Alde berdecak. “Pinjem tugas lo. Gue mau niron kesimpulan.”

“Lah? Kan lo sama gue topik praktikumnya aja beda, Setan.”

“Lah? Bukannya lo juga kebagian mesin pengering teh?”

Zakky mendengus. Ia menutup laptop, membereskan kabel charger yang berantakan di atas meja, memasukkan laporan yang sudah selesai ditulis ke dalam tas dan memastikan tidak ada barang yang tertinggal sebelum menjawab, “Gue 'kan kebagian proses oksidasi. Makanya, kalo lagi bagi-bagi topik, tuh, jangan molor.”

Alde menggumam 'anjing' dengan suara rendah, diikuti runtukan-runtukan kecil lantaran ia sudah mulai kehabisan ide. Zakky membiarkan sahabatnya itu melanjutkan marah-marah, tidak berniat sedikitpun menemani Alde sebab enggan mengambil resiko jadi objek emosinya. Kursi berderak saat Zakky bangkit, diikuti delikan tajam Alde yang siap menyemprotnya sebab tahu Zakky sama sekali tidak berniat membantu.

“Yok, semangat, yok,” kelakarnya sambil tertawa. “Gue cabut, ya. Mau balik, terus tidur.”

Tanpa menunggu jawaban Alde, Zakky segera melangkah menjauh dari kantin. Matahari siang ini sungguh bersinar terik sekali, dan perjalanan dari kampus ke rumahnya pasti akan terasa sangat menyiksa. Baru berjalan keluar sebentar dari bangunan fakultas saja, setiap inci tubuh Zakky ingin meleleh rasanya. Belum lagi macet di Cibiru nanti, belum lagi kalau Ujungberung ikut macet juga. Rasa-rasanya Bandung belakangan ini hanya diisi kemacetan saja.

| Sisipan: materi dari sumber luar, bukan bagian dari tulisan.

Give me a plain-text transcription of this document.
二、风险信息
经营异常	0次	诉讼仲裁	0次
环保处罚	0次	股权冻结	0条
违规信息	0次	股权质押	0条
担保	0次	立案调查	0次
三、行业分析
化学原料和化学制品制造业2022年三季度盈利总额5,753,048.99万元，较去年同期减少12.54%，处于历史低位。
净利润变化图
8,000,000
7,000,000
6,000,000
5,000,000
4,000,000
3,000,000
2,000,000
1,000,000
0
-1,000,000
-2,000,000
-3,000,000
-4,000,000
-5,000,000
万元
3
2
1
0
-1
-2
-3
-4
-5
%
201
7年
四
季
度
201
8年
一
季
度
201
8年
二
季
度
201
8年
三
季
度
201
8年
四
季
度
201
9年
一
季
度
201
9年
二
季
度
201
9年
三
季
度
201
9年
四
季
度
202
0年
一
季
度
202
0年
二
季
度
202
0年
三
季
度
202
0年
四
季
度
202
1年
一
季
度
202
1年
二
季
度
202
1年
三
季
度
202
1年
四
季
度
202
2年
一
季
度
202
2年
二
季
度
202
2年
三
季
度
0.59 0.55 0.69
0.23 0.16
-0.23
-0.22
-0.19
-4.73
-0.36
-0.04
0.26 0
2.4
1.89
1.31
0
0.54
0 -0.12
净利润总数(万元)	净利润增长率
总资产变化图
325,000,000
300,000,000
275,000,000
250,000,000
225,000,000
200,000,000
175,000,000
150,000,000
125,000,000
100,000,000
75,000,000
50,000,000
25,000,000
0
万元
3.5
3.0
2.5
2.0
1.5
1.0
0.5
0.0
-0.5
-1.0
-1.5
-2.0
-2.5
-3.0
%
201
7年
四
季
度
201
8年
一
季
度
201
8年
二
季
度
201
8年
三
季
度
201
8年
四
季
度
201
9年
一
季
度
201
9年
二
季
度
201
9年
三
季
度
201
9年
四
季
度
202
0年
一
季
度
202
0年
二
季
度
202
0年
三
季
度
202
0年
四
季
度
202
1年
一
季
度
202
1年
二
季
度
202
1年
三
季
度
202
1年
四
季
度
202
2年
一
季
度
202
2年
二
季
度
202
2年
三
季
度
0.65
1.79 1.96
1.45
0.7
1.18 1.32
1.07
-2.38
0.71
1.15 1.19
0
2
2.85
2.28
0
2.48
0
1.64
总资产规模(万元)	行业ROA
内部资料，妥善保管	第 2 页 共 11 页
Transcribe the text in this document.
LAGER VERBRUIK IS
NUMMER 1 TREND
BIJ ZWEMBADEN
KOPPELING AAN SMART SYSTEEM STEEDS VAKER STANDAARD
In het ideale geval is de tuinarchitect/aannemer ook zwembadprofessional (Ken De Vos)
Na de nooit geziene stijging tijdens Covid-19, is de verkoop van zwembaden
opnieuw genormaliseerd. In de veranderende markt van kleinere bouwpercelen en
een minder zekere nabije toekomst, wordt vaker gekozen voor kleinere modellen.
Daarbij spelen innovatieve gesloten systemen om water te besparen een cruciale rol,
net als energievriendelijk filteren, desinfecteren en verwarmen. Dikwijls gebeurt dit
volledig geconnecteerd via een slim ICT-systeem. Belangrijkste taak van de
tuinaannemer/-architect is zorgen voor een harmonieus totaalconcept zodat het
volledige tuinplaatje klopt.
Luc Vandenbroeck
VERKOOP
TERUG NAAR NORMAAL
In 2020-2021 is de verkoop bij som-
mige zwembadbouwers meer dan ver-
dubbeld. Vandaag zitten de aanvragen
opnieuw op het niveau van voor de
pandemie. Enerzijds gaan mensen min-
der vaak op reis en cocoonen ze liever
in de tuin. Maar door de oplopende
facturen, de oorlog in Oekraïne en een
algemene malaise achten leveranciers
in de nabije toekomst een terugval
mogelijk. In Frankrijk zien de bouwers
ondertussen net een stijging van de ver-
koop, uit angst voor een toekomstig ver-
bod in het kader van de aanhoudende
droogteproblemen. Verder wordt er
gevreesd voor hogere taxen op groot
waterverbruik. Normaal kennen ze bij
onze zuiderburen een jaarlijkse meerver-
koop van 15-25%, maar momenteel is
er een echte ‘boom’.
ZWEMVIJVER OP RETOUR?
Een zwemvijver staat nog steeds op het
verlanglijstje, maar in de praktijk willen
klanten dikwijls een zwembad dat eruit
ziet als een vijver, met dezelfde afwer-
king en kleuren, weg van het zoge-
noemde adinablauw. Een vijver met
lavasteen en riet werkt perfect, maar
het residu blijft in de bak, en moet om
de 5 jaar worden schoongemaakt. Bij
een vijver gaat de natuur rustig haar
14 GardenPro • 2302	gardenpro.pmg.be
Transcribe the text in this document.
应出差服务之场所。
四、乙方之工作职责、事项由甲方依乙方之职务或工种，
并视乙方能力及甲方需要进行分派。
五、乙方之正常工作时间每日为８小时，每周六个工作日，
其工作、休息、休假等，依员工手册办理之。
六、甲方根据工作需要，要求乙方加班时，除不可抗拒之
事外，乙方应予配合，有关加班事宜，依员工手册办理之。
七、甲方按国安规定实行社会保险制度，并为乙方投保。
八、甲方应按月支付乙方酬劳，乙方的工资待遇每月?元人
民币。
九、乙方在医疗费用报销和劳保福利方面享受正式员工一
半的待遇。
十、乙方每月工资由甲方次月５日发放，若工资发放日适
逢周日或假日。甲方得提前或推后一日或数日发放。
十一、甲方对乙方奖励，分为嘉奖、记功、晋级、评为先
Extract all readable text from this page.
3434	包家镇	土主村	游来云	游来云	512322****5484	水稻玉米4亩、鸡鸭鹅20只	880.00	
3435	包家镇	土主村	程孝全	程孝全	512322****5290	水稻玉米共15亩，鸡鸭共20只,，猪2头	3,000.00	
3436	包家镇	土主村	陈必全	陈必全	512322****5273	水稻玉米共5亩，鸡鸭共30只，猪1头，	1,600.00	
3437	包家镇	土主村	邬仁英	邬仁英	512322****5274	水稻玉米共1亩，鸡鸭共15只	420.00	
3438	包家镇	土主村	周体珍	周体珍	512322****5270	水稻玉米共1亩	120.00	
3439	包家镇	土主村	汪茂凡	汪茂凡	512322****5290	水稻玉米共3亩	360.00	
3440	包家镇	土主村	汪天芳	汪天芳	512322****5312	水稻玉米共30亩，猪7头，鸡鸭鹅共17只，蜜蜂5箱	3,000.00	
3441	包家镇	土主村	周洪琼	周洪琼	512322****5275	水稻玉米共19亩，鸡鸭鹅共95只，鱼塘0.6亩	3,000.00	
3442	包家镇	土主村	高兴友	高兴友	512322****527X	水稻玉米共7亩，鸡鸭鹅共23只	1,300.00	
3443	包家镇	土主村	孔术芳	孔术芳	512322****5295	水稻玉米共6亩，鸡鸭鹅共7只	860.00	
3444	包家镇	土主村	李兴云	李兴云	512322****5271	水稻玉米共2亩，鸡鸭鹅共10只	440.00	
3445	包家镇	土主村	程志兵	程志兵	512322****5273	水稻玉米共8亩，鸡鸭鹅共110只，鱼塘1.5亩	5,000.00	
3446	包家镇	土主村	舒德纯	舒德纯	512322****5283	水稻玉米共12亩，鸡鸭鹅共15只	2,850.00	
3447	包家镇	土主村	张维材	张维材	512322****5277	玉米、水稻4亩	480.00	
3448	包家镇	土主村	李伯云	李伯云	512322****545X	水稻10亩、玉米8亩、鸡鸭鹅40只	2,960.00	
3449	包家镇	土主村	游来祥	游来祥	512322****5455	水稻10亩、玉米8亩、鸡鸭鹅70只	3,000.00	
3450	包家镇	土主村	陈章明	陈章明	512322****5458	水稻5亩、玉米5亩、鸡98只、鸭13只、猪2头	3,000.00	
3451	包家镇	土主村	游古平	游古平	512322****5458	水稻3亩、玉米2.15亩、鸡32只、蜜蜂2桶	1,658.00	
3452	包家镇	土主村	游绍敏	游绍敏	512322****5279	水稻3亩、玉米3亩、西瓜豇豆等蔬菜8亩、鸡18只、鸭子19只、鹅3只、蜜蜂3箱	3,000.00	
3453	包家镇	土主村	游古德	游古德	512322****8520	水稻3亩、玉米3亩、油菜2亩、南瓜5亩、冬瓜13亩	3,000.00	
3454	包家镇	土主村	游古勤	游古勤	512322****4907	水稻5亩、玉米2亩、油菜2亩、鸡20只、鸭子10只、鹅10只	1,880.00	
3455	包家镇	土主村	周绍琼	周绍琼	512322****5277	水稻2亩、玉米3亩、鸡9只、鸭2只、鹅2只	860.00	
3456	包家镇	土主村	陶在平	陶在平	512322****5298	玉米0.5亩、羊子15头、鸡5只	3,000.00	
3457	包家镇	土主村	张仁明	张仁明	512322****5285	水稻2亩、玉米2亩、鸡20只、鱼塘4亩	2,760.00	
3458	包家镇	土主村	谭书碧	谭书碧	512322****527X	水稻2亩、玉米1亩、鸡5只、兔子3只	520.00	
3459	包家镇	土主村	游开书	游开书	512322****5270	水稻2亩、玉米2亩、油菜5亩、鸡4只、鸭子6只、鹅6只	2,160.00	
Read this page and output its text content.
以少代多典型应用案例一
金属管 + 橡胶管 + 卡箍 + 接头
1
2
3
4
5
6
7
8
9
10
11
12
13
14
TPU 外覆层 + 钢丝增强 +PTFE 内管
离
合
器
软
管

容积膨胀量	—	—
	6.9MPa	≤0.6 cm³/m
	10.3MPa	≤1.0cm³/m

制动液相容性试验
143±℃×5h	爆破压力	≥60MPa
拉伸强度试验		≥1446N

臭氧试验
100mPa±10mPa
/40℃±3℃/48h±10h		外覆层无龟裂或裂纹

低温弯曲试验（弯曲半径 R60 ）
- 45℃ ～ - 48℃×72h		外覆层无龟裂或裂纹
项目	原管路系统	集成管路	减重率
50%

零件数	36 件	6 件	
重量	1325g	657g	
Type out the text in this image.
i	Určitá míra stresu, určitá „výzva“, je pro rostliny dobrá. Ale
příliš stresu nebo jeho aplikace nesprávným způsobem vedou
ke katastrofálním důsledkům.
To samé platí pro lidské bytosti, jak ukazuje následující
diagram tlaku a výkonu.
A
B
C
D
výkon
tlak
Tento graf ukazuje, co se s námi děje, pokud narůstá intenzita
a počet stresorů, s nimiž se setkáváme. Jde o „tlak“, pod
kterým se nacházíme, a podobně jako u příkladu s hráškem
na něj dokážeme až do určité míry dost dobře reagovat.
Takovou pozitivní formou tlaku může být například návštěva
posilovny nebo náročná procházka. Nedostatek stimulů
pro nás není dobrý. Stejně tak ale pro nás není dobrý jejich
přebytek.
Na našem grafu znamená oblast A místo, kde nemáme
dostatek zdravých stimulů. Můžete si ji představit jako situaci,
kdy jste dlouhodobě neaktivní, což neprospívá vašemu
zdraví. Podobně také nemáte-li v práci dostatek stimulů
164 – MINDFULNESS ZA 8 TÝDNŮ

Kaki-kakinya melangkah di pedestrian kampus dengan ritme konstan. Ponselnya terus bergetar sejak tadi. Sejujurnya Zakky benci men-setting ponselnya dalam mode selain sunyi. Tapi sudah beberapa hari ini ponselnya berada dalam mode getar, dan meski Zakky sedikit membenci hal itu, ia tidak punya pilihan lain.

'Kalau gini, harusnya gue chat aja.'

'Tapi lo mau ngechat apa, goblok? Hei, gitu? Payah banget, anjing.'

'Lah, ngapain juga gue pusing? 'Kan cuma temenan aja.'

“Ah, anjing.” Tanpa sadar, makian itu lolos begitu saja. Zakky menghentikan langkah, merogoh kembali ponselnya dan mencari kontak orang yang belakang gemar lari-lari di pikirannya. Nama 'Hayyan SMA24' terpampang di layar ponselnya, diikuti foto profil berlatar biru yang tidak pernah Hayyan ganti sejak mereka kembali bertemu.

Sudah lama sekali rasanya sejak mereka terakhir bicara, dan Zakky kehabisan ide untuk mengajak Hayyan bertemu. Tidak ada hal menarik yang bisa ia jadikan bait, tidak ada cerita lucu, tidak ada kabar, dan yang lebih penting lagi Zakky tidak ingin jadi pengganggu. Padahal kalau ia punya nyali, mungkin sekadar 'Apa kabar?' saja cukup. Tidak perlu sedih, tidak perlu menderita dulu untuk mencari alasan bicara pada Hayyan Nandhana. After all, they're friends, aren't they?.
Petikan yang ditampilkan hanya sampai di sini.